Se, da un lato, la norma tutela e libera la vittima dall’onta che segue alla diffusione di un video o di una immagine sessualmente esplicita, dall’altro, il binomio usato, revenge porn, grava sulla stessa in quanto la sua condotta è collegata al termine “Pornography”. Il termine “porn” in questo contesto andrebbe liberato e ripulito dalla comune accezione di “pornografia” per ritrovare il senso espresso all’interno della norma di immagini o video di organi sessuali o a contenuto sessualmente esplicito, destinati a rimanere privati, in quanto derivanti da atto consensuale svoltosi ed esauritosi all’interno di un contesto di coppia. Ciò che accade all’interno della coppia non è pornografia, o, più correttamente non dovrebbe essere considerata tale; pertanto, ne deriva che l’uso dell’espressione porn volto a catturare l’attenzione su questo fenomeno dilagante, nuoce irrimediabilmente alla vittima stessa.

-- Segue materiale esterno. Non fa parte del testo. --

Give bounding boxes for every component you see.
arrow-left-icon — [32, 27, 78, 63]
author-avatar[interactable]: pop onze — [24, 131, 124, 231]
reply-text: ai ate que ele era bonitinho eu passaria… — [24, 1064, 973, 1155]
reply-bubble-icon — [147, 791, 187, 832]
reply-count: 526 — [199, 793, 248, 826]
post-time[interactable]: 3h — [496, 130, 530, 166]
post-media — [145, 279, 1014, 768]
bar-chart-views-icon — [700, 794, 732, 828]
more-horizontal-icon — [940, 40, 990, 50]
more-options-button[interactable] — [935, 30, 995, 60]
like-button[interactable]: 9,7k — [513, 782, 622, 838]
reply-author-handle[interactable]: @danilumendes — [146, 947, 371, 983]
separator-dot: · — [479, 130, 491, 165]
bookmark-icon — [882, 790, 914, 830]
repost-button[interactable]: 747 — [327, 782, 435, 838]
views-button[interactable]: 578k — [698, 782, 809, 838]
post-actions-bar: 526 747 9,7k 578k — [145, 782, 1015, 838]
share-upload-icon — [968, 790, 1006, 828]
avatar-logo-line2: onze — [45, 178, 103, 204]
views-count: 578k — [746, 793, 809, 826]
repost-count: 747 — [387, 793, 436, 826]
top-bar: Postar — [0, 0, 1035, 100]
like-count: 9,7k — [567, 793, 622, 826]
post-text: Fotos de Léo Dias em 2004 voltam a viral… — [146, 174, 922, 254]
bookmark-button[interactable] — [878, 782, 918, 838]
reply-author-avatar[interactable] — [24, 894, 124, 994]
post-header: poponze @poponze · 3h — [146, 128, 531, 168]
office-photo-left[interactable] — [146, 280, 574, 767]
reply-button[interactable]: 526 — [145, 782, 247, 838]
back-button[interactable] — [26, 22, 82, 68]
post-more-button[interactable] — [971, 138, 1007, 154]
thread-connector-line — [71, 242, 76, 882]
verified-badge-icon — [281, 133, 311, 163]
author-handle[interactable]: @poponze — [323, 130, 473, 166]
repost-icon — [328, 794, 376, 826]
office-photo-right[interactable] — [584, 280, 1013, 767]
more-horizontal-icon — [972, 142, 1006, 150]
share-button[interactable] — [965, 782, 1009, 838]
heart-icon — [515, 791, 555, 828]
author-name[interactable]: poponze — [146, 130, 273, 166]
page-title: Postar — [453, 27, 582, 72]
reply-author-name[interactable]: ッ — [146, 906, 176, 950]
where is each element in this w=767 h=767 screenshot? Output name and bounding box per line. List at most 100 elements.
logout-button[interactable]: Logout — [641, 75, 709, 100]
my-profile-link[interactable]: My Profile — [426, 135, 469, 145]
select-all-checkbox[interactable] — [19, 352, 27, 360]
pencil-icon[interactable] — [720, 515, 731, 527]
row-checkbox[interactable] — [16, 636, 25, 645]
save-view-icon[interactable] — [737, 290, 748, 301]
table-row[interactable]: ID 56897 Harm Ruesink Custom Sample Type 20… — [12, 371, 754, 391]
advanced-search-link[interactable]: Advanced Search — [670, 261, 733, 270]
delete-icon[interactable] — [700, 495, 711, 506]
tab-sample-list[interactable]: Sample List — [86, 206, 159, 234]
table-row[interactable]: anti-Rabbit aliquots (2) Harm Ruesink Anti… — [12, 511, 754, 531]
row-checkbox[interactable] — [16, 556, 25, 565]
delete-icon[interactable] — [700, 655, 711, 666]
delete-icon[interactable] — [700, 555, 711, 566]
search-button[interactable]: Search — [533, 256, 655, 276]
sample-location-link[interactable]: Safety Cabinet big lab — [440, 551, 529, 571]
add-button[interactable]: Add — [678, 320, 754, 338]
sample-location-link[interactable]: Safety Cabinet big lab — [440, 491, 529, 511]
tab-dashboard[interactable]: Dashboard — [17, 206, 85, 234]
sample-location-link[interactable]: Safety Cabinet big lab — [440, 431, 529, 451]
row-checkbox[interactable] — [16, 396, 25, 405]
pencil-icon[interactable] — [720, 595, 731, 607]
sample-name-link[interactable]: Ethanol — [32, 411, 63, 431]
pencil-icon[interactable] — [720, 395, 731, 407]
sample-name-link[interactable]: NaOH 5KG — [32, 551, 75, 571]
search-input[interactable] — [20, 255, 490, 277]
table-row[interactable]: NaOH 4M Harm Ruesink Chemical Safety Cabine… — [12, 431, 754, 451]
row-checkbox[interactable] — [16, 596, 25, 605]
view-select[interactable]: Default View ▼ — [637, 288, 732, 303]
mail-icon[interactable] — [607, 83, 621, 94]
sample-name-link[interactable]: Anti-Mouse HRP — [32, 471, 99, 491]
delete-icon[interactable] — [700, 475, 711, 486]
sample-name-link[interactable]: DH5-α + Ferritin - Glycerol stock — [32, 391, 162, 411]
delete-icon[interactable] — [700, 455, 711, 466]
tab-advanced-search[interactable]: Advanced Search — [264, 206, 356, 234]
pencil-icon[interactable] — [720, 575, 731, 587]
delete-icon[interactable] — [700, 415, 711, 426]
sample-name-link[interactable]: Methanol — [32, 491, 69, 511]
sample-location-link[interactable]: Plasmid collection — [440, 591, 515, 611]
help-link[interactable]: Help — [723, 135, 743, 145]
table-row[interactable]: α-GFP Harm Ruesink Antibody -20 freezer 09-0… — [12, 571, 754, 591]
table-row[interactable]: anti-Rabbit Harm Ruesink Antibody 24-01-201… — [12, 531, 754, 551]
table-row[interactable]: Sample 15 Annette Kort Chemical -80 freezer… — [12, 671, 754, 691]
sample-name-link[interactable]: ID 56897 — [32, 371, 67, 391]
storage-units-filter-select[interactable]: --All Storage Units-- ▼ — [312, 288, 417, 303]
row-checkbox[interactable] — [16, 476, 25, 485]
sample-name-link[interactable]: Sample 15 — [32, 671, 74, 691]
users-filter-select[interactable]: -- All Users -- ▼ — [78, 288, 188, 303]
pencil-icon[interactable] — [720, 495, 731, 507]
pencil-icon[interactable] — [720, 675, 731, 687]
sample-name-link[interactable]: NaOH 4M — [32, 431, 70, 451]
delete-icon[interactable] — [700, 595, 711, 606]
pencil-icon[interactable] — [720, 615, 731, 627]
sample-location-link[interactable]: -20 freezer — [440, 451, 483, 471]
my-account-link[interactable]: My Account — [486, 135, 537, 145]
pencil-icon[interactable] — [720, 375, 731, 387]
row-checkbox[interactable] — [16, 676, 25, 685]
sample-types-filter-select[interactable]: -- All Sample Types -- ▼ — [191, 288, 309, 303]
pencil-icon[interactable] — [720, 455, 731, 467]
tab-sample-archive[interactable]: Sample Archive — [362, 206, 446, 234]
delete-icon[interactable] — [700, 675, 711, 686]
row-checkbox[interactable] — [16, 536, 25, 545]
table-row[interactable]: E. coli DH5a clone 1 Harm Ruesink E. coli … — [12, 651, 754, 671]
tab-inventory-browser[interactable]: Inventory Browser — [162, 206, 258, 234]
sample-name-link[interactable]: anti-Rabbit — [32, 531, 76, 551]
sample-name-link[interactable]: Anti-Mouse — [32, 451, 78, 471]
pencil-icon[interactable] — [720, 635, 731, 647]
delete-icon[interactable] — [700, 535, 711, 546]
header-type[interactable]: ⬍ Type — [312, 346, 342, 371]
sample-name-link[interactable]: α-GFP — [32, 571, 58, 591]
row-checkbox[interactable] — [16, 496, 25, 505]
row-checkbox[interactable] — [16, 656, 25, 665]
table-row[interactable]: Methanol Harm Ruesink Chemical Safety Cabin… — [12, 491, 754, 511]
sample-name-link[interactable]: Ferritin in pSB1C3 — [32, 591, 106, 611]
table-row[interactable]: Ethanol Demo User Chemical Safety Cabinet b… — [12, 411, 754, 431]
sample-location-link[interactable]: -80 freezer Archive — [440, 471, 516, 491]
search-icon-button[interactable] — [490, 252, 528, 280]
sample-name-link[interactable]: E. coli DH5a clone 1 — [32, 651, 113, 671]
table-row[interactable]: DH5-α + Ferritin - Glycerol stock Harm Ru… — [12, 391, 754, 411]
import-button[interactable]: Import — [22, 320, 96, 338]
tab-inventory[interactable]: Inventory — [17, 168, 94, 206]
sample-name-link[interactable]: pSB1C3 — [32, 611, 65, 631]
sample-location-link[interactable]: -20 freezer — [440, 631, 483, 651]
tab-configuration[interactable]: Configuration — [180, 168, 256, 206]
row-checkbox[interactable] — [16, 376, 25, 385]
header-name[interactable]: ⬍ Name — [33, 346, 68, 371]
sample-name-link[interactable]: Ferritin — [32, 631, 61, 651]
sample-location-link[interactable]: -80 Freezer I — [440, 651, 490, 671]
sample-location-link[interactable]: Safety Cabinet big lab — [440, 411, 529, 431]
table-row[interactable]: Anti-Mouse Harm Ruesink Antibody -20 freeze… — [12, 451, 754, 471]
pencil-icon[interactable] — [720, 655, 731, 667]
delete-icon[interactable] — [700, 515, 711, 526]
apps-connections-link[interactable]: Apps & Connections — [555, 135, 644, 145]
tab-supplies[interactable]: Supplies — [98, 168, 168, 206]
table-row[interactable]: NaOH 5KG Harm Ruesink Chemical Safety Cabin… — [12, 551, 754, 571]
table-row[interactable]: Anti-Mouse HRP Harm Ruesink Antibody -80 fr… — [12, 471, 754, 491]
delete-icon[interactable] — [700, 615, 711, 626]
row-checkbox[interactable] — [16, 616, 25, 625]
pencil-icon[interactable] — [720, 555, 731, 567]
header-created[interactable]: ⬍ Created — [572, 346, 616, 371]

Il Caso Cantone. E’ tristemente noto il caso di Tiziana Cantone, vittima delle conseguenze relative alla diffusione virale di un video contenente immagini a contenuto sessualmente esplicito. Per comprendere l’aggressività della diffusione virale basti pensare che nel caso Cantone i video, nei quali era ben riconoscibile la ragazza, sono diventati virali nel napoletano, sono stati caricati su siti hard, diffusi con Meme su Whatsapp e anche le parole pronunciate nel video sono state utilizzate in una clip su Youtube con 20 milioni di visualizzazioni. Tralasciando la ricostruzione del fatto di cronaca, dolorosamente a tutti noto, ci si vuole soffermare sulla vicenda dal punto di vista giudiziario, in quanto il fatto avviene in un tempo in cui non vi sono norme che tutelano espressamente la diffusione virale di contenuti privati. E’ una vicenda che permette di comprendere quanto sia stato difficile, in assenza di una precisa normativa, trovare una tutela adeguata. Sul fronte penale, la prima denuncia per diffamazione nei confronti degli amici, dai quali si sostenne ebbe inizio la diffusione virale del video, venne archiviata dal Gip del Tribunale di Napoli. Nel frattempo venne presentato ricorso d’urgenza ex art. 700 c.p.c. per la rimozione delle immagini da internet, ma non venne riconosciuto alla Cantone alcun diritto al risarcimento del danno. Il Gip giunse alla medesima conclusione anche per la seconda denuncia per istigazione al suicidio, presentata dai familiari, dopo la morte di Tiziana Cantone.